Dr. J. Patrick O'Neal, Georgia's public health medical director, added, "One thing we've learned is to prepare messaging. Georgia has 18 health districts, and we're not fully centralized."
O'Neal said the state is rushing to prepare a media strategy for a major catastrophe. "I just hope a pandemic doesn't hit in the next few weeks or months," he said.
The raw, unvarnished fact is that some biological calamity is going to hit. Someday. Probably sooner than later.
Maybe it will be terrorists spreading smallpox, anthrax or botulism. Maybe the avian flu will mutate so that it can spread from bird to human to human to human to many, many more humans.
In 1918, for example, the "Spanish flu" killed more people than World War I. The bug was responsible for 20 million to 50 million deaths. Half a million Americans died.

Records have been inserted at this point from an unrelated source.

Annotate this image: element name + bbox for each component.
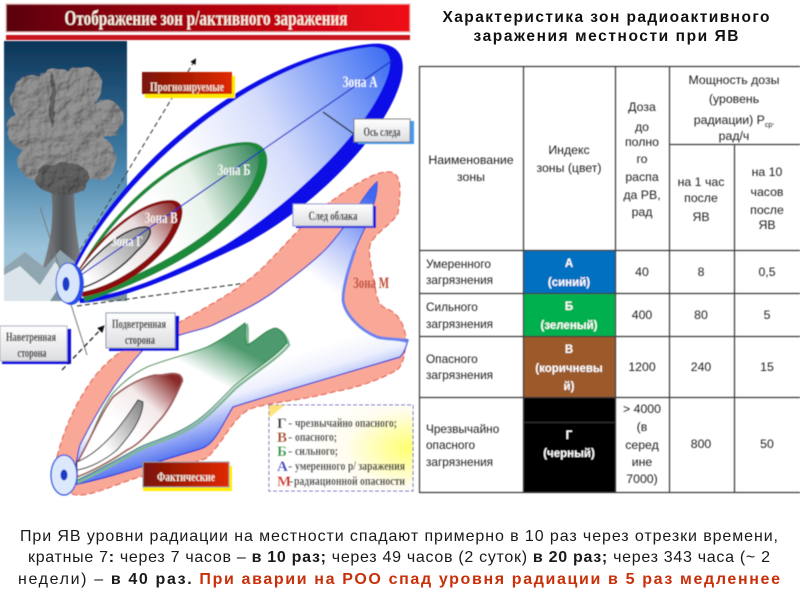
row: strong: Сильного <box>426 300 478 314</box>
row: extremely dangerous: 50 <box>760 437 774 451</box>
table header <box>428 73 784 232</box>
wind line <box>40 207 87 355</box>
row: extremely dangerous: (в <box>637 420 647 434</box>
table header: на 1 час <box>678 175 724 189</box>
arrow: upper wind direction <box>80 60 195 250</box>
table header: , <box>772 119 774 126</box>
diagram: radioactive contamination zones <box>0 4 414 495</box>
legend: - <box>288 415 292 430</box>
zone G forecast <box>80 227 150 288</box>
zone V forecast <box>78 200 182 297</box>
table header: после <box>684 191 718 205</box>
row: dangerous: 1200 <box>628 360 656 374</box>
text block: radiation decay note: недели) – в 40 раз. При аварии на РОО спад уровня радиации в 5 раз медленнее <box>18 571 780 588</box>
table header: Мощность дозы <box>689 73 779 87</box>
legend: М <box>277 474 291 490</box>
table: zone characteristics <box>419 66 800 492</box>
table header: ЯВ <box>692 210 710 224</box>
legend: опасного; <box>295 429 337 444</box>
label: leeward side <box>106 313 179 351</box>
label: leeward side: Подветренная <box>112 316 166 331</box>
label: cloud trace: След облака <box>308 209 358 223</box>
label: windward side <box>0 326 71 364</box>
table header: на 10 <box>752 165 783 179</box>
label: forecast <box>142 72 235 98</box>
row: dangerous: загрязнения <box>426 368 493 382</box>
zone G actual <box>77 400 143 470</box>
table header: го <box>636 152 648 166</box>
row: strong: 400 <box>632 308 652 322</box>
row: extremely dangerous: 800 <box>691 437 711 451</box>
trace axis <box>68 60 393 284</box>
arrow: wind direction <box>62 327 103 370</box>
label: windward side: Наветренная <box>6 329 56 344</box>
label: cloud trace <box>293 204 376 228</box>
row: extremely dangerous: Чрезвычайно <box>426 422 500 436</box>
label: actual <box>143 462 232 491</box>
label: trace axis: Ось следа <box>364 125 401 139</box>
legend: Г <box>277 416 287 432</box>
row: moderate: 0,5 <box>758 265 776 279</box>
row: moderate <box>426 257 776 289</box>
row: moderate: (синий) <box>548 277 590 289</box>
text block: radiation decay note <box>18 528 780 588</box>
row: extremely dangerous: ине <box>632 455 652 469</box>
zone A forecast <box>72 44 403 303</box>
legend: радиационной опасности <box>294 473 405 488</box>
table header: после <box>750 203 784 217</box>
table header: полно <box>625 135 659 149</box>
table header: до <box>635 120 649 134</box>
legend: - <box>288 443 292 458</box>
legend: Б <box>277 444 287 460</box>
table header: рад <box>632 205 652 219</box>
explosion centre actual <box>51 455 77 495</box>
legend <box>269 405 413 491</box>
table header: Доза <box>628 100 656 114</box>
photo: mushroom cloud <box>4 41 127 301</box>
table header: часов <box>751 185 783 199</box>
row: extremely dangerous: загрязнения <box>426 455 493 469</box>
arrow: trace axis leader <box>323 112 354 134</box>
text block: radiation decay note: кратные 7: через 7 часов – в 10 раз; через 49 часов (2 суток) в 20 раз; через 343 часа (~ 2 <box>28 549 770 566</box>
row: extremely dangerous: Г <box>566 430 573 442</box>
legend: сильного; <box>295 443 338 458</box>
row: moderate: Умеренного <box>426 257 491 271</box>
table header: да РВ, <box>623 188 661 202</box>
zone labels: Зона Г <box>111 234 143 250</box>
row: dangerous: Опасного <box>426 352 478 366</box>
title banner: Отображение зон р/активного заражения <box>64 6 348 30</box>
legend: В <box>277 430 287 446</box>
row: strong: 5 <box>764 308 771 322</box>
explosion centre forecast <box>56 263 84 305</box>
row: moderate: А <box>565 258 573 270</box>
zone A actual <box>73 182 408 485</box>
row: dangerous: В <box>565 344 573 356</box>
heading: table title: Характеристика зон радиоактивного <box>442 9 770 26</box>
row: strong <box>426 300 771 332</box>
table header: зоны <box>457 170 485 184</box>
table header: зоны (цвет) <box>536 161 602 175</box>
legend: - <box>289 473 293 488</box>
row: moderate: 8 <box>698 265 705 279</box>
table header: Наименование <box>428 153 514 167</box>
table header: распа <box>625 170 659 184</box>
table header: радиации) Р <box>694 113 765 127</box>
zone labels <box>111 74 389 292</box>
label: trace axis <box>354 119 414 144</box>
zone B forecast <box>76 142 267 302</box>
zone labels: Зона М <box>353 275 389 292</box>
table header: рад/ч <box>719 129 749 143</box>
row: dangerous <box>426 344 774 393</box>
heading: table title: заражения местности при ЯВ <box>474 28 738 45</box>
label: windward side: сторона <box>18 345 47 360</box>
row: extremely dangerous: > 4000 <box>623 402 661 416</box>
zone B actual <box>77 323 289 482</box>
zone labels: Зона Б <box>218 162 250 179</box>
legend: умеренного р/ заражения <box>295 458 405 473</box>
table grid <box>419 66 800 492</box>
heading: table title <box>442 9 770 45</box>
row: extremely dangerous: серед <box>625 438 659 452</box>
legend: - <box>288 429 292 444</box>
zone labels: Зона А <box>342 74 378 91</box>
row: dangerous: 240 <box>691 360 711 374</box>
table header: (уровень <box>709 92 759 106</box>
table header: Индекс <box>548 143 590 157</box>
label: actual: Фактические <box>157 469 215 484</box>
legend: - <box>288 458 292 473</box>
zone V actual <box>77 373 182 477</box>
row: strong: Б <box>565 301 573 313</box>
row: strong: 80 <box>694 308 708 322</box>
zone M actual <box>57 172 406 495</box>
title banner <box>6 4 410 40</box>
row: strong: загрязнения <box>426 317 493 331</box>
row: moderate: загрязнения <box>426 273 493 287</box>
legend: А <box>277 459 288 475</box>
text block: radiation decay note: При ЯВ уровни радиации на местности спадают примерно в 10 раз через отрезки времени, <box>20 528 778 545</box>
label: forecast: Прогнозируемые <box>150 79 224 94</box>
zone labels: Зона В <box>144 210 178 227</box>
row: dangerous: й) <box>564 381 575 393</box>
legend: чрезвычайно опасного; <box>295 415 397 430</box>
row: extremely dangerous: опасного <box>426 438 476 452</box>
row: dangerous: (коричневы <box>535 363 603 375</box>
zone color cells <box>524 250 615 492</box>
arrow: to leeward right <box>77 278 283 306</box>
table header: ЯВ <box>758 218 776 232</box>
table header: ср <box>765 122 772 129</box>
row: dangerous: 15 <box>760 360 774 374</box>
row: extremely dangerous: 7000) <box>626 472 658 486</box>
row: strong: (зеленый) <box>540 320 598 332</box>
row: moderate: 40 <box>635 265 649 279</box>
row: extremely dangerous: (черный) <box>543 448 595 460</box>
label: leeward side: сторона <box>125 332 155 347</box>
row: extremely dangerous <box>426 402 774 486</box>
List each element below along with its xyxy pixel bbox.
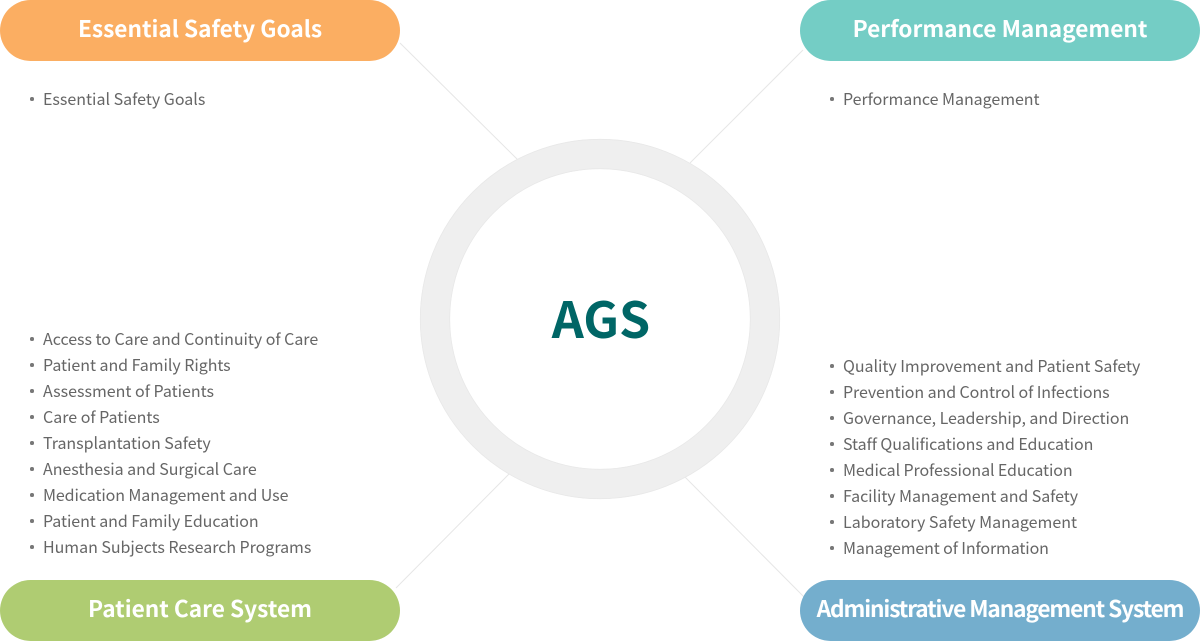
list: Patient Care System: Assessment of Patients [43, 378, 214, 402]
heading pill: Performance Management: Performance Management [853, 11, 1147, 44]
heading pill: Essential Safety Goals: Essential Safety Goals [78, 11, 322, 44]
heading pill: Performance Management [800, 0, 1200, 61]
list: Patient Care System: Transplantation Safety [43, 430, 211, 454]
heading pill: Administrative Management System: Administrative Management System [817, 591, 1183, 624]
list: Patient Care System: Patient and Family Education [43, 508, 259, 532]
list: Essential Safety Goals: Essential Safety Goals [43, 86, 205, 110]
list: Administrative Management System: Governance, Leadership, and Direction [843, 405, 1129, 429]
list: Patient Care System: Human Subjects Research Programs [43, 534, 311, 558]
list: Administrative Management System: Quality Improvement and Patient Safety [843, 353, 1140, 377]
list: Patient Care System [30, 326, 318, 558]
list: Performance Management: Performance Management [843, 86, 1040, 110]
list: Administrative Management System: Management of Information [843, 535, 1049, 559]
list: Patient Care System: Anesthesia and Surgical Care [43, 456, 257, 480]
list: Administrative Management System: Laboratory Safety Management [843, 509, 1077, 533]
list: Administrative Management System: Staff Qualifications and Education [843, 431, 1093, 455]
list: Administrative Management System [830, 353, 1140, 559]
list: Administrative Management System: Facility Management and Safety [843, 483, 1078, 507]
list: Patient Care System: Care of Patients [43, 404, 160, 428]
list: Administrative Management System: Prevention and Control of Infections [843, 379, 1110, 403]
heading pill: Patient Care System: Patient Care System [88, 591, 312, 624]
list: Patient Care System: Access to Care and Continuity of Care [43, 326, 318, 350]
list: Administrative Management System: Medical Professional Education [843, 457, 1073, 481]
list: Patient Care System: Medication Management and Use [43, 482, 288, 506]
heading pill: Patient Care System [0, 580, 400, 641]
center label: AGS: AGS [552, 281, 650, 353]
list: Patient Care System: Patient and Family Rights [43, 352, 231, 376]
heading pill: Administrative Management System [800, 580, 1200, 641]
heading pill: Essential Safety Goals [0, 0, 400, 61]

The avian flu isn't yet a pandemic because it spreads to humans only after intensive contact with sick birds. In one of the countries that has seen the flu jump species, Turkey, television footage has shown children playing with dead, infected chickens. The Turks didn't know the deadliness of the flu virus; the media didn't tell them.
Flu viruses mutate. Already, among the roughly 200 people who have been infected, the death rate is 56 percent. If the bug morphs, consider what such a death rate would mean in a town, state or nation.
Recently, the Royal Institution of Great Britain said the avian flu bug, dubbed H5N1, "is a new virus to which human beings have no immunity, rendering it lethal to people. If the warnings from the scientific community are correct, the resulting pandemic could kill millions of people worldwide, spread by jet travel at a rate well ahead of the ability of public health systems to respond."
How many people? Estimates of 150 million aren't considered extreme by those attending the Georgia Tech symposium. In 1918, international travel was, compared with today, rare and slow. In 2006, a disease could have landed in scores of countries before anyone was aware of the danger.
How many deaths would it take to overwhelm Georgia? At the NTI session, no one could give me an estimate. But every factor -- from the critical shortage of nurses to the availability of vaccine to muddled communications -- forecasts dire scenarios.
The biggest of the big horrors: Intentional spread of disease would be one of the most accessible forms of terrorism and as devastating as a nuclear explosion. Last year, after "table top" exercises in which members of Congress grappled with the impact of a small nuclear or biological assault, Christopher Cox, former chairman of the House Homeland Security Committee, said either event could be a "civilization buster."
Colin Powell, in 1993, while chairman of the Joint Chiefs of Staff (and while still possessing pre-Iraq War credibility), said, "Of all the various weapons of mass destruction, biological weapons are of the greatest concern to me ... the one that scares me to death."
And that brings us back to the media. With such civilization-devouring monsters so in reach of terrorists -- or so easily evolving naturally from wayward viruses -- why are we so complacent?
"A few weeks before 9/11," Nunn said, "I participated in a smallpox exercise. I played the president. We showed vivid photographs of smallpox victims. We didn't get one inch of publicity.
"Two weeks later, with the anthrax scare after 9/11, everybody wanted those pictures. I didn't give them out. I didn't want to cause a panic."
Nunn had a brutal assessment of that episode. "We weren't ready" for a major biological disaster, he said. The fallout Nunn feared was panic.